To use the advanced features of Samba4 you need a filesystem that supports both the "user" and "system" xattr namespaces.

ext3/ext4 File System

If you are using either ext3 or ext4 for your file system you will need to include the options "user_xattr" and "acl" in your /etc/fstab. For example:

/dev/hda3               /home                   ext3    user_xattr,acl     1 1

Simply change ext3 to ext4 if you are using it. Normally you will want to just modify the existing line to add those options. Please be use caution when modifying your fstab as it can lead to an un-bootable system if the wrong thing is modified.

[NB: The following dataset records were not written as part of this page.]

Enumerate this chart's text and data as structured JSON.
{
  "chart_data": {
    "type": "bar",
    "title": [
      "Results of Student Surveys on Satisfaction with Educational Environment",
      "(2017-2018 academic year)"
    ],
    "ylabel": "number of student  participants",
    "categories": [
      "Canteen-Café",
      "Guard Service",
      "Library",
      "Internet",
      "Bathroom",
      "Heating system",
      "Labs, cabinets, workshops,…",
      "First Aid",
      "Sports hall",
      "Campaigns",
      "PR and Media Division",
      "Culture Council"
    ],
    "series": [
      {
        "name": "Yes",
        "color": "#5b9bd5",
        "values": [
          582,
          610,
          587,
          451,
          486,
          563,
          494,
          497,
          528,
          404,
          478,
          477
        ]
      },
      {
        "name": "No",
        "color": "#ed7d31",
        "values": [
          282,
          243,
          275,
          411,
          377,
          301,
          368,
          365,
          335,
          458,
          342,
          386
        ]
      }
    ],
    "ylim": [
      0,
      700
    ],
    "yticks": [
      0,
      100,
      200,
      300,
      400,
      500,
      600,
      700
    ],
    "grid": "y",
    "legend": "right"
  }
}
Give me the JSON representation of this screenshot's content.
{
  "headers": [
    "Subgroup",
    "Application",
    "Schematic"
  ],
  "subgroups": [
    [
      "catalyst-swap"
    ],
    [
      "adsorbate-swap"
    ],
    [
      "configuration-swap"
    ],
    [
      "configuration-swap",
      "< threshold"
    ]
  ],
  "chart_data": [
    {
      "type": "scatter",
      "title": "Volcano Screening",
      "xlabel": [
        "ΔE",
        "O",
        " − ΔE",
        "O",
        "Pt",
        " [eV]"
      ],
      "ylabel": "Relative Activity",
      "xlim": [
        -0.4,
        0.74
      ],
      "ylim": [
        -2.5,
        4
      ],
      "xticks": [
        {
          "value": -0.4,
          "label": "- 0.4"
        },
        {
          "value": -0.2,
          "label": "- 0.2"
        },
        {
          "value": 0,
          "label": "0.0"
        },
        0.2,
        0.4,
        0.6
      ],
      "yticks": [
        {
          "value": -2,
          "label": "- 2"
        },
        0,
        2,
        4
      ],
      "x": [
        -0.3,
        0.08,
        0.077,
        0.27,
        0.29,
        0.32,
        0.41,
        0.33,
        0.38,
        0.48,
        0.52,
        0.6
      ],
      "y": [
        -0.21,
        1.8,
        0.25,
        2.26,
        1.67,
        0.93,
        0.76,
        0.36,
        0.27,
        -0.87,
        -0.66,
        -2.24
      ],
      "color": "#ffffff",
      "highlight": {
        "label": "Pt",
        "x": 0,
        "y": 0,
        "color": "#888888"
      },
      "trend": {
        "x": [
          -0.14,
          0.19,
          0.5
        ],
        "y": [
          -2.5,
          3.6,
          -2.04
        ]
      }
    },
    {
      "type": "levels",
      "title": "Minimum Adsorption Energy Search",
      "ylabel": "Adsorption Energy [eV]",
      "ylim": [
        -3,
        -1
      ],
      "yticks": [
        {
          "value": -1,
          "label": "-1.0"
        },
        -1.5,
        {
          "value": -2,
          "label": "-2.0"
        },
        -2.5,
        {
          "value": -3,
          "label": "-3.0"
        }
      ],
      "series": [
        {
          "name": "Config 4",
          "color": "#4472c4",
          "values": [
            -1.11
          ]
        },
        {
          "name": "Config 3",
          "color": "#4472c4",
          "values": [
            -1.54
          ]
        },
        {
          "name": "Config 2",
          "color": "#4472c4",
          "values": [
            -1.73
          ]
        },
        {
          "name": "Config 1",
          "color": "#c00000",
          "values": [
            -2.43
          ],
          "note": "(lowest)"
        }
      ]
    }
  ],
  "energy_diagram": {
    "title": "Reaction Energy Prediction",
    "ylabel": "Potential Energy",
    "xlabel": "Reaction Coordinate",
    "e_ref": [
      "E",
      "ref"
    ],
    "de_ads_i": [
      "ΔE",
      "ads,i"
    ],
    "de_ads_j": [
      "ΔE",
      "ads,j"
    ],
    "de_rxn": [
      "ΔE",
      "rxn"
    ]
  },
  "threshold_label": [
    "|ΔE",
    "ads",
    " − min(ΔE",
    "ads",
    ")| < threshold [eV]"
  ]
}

You also need to compile your kernel with the XATTR and SECURITY options for your filesystem. For ext3 that means you need:

  CONFIG_EXT3_FS_XATTR=y
  CONFIG_EXT3_FS_SECURITY=y

If you are running a Linux 2.6 kernel with CONFIG_IKCONFIG_PROC defined you can check this with the following command:

  $ zgrep CONFIG_EXT3_FS /proc/config.gz

File Systems without xattr support

If you don't have a filesystem with xattr support, then you can simulate it by adding the following line to your smb.conf:

  posix:eadb = /usr/local/samba/eadb.tdb

that will place all extra file attributes (NT ACLs, DOS EAs, streams etc), in that tdb. It is not efficient, and doesn't scale well, but at least it gives you a choice when you don't have a modern filesystem.

Testing your filesystem

To test your filesystem support, install the 'attr' package and run the following 4 commands as root:

 # touch test.txt
 # setfattr -n user.test -v test test.txt
 # setfattr -n security.test -v test2 test.txt
 # getfattr -d test.txt
 # getfattr -n security.test -d test.txt

You should see output like this:

 # file: test.txt
 user.test="test"
 # file: test.txt
 security.test="test2"

If you get any "Operation not supported" errors then it means your kernel is not configured correctly, or your filesystem is not mounted with the right options.

If you get any "Operation not permitted" errors then it probably means you didn't try the test as root.

If you are using the posix:eadb option then you don't need to test your filesystem in this manner.